Verda’s friend Giselle Levi, also 22, understands the division between Europe and Turkey better than many. Her father is Dutch and lives in the Netherlands and she regularly goes back and forth. As soon as she gets out of Ataturk International Airport in Istanbul, she knows she has left Europe.

‘Everything is different, all the people change, their look is totally different, the air is different, the traffic, the pollution. It’s difficult to explain, but everything is in order in Europe; you travel by bus, by tram, by metro, it works. Here you get on a bus, it’s so crowded, it smells so bad,’ she said.

Verda added: ‘When I’m in Europe I always put a seatbelt on, I always buckle up. Then when I come back to Turkey something happens, I don’t know what, I forget the seatbelt. I’m being Turkish!’

If a passenger wears a seatbelt in Turkey it is taken as a personal insult by many drivers, despite their manic weaving through the crazy traffic. Behind Verda’s observation is that it it is the small differences as much as the large that accumulate to make Turkey seem so different from the EU.

A short cab ride from the swish shopping district of Nisantisi, where Lina’s does business, is Fatih, a fundamentalist stronghold where during Ramadan the restaurants are deserted and smokers desist. Here is where jihad was declared against the nascent Turkish Republic.

Tradition is strong here, supporting a poor population and binding a community. There is a palpable sense of relief that Ramadan has ended. On the first day of the holiday sweets and chocolates are given out to friends, children and strangers as if to mark the freedom to eat at any time of the day.

Near the Fatih mosque most shops are closed, but a food store is open, the pavement outside it groaning with trays of boiled sweets, chocolates, sugared almonds, nuts, figs and dates.

In the cafes here there is no filter coffee. Tea is served out in small tulip-shaped glasses, drunk sweet to the accompaniment of many cigarettes. Men – no women – play cards or a kind of dominoes on tables covered in green baize, while above the fug of cigarette smoke a television tinkles Arabesque.

Murat Gogulter sits with a group of friends. Aged 24 and unemployed, he describes Turkey as the most enlightened of any Muslim country but is not optimistic about joining Europe.

‘Here there’s torture, unemployment; in the East there are no roads, villages without power, there’s no human rights.
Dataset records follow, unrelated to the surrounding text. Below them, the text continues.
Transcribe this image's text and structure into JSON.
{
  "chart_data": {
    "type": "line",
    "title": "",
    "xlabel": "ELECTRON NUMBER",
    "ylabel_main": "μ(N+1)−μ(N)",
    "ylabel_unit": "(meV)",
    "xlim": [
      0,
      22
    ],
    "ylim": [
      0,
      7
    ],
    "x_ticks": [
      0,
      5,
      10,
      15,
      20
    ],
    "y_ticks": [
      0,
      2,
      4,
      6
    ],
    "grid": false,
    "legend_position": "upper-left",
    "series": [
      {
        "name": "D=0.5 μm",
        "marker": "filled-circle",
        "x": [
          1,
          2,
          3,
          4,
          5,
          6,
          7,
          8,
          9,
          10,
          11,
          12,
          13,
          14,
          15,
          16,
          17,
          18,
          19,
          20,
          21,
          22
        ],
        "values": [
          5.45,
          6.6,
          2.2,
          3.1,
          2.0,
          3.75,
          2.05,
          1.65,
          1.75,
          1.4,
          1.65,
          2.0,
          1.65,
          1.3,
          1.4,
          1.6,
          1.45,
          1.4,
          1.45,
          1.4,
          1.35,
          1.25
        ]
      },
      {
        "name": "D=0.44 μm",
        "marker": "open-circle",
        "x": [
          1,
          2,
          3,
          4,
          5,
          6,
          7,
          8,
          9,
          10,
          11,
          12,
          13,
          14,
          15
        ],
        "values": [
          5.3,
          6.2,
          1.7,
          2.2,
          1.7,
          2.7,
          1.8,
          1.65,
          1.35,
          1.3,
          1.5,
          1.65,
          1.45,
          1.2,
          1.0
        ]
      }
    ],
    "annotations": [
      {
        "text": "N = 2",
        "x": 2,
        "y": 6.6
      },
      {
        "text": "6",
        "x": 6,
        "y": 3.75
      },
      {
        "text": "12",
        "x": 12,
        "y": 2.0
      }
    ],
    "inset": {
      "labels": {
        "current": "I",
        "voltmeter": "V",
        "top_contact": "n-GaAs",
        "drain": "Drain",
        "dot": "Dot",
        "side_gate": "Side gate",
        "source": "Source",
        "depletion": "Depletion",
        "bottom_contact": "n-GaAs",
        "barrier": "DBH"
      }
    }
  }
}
The politicians are European all right, they spend half their time there and their children are educated there.’ Murat sounded bitter but smiled as he talked, as if simply explaining a fact of life.

His friend Under Fogan, a 23-year-old waiter, flips his worry beads back and forth over his hand. ‘What human rights?’ he says. ‘They’ve been changed only for the rich and they’ve been changed only on paper. We don’t have any human rights.’

The young in the cafe are more negative than the old; they emphasise Turkey’s Islamic status more; they talk more of Turkey going it alone, of becoming self-sufficient or leading a Muslim Union. Yasar Ersin, a 65-year-old retired civil servant, doesn’t think the differences between Turkey and the EU are that great.

‘Compared to the rest of the EU, Greece is a country of the East – but that didn’t stop it, it’s in the EU. Turkey is very much a part of Europe; just look at it.’ The pensioner has never been to Europe; fifty years in Fatih, he declares proudly.

It is difficult to find anyone who does not want Turkey to join the EU. It is almost universally thought of as a source of limitless bounty, a way of allowing Turkey to catch up on the wasted years it has spent watching countries like Greece haul themselves out of the developing world and into relative prosperity.

But it is also difficult to find young people who feel positive about Turkey’s chances.

Outside the cafe Under pushed a piece of rubbish in the gutter with his foot and smiled. ‘Forget it,’ he called out, ‘we’ll never get in.’

If this week EU leaders prove him wrong, there will be much surprise – and great rejoicing.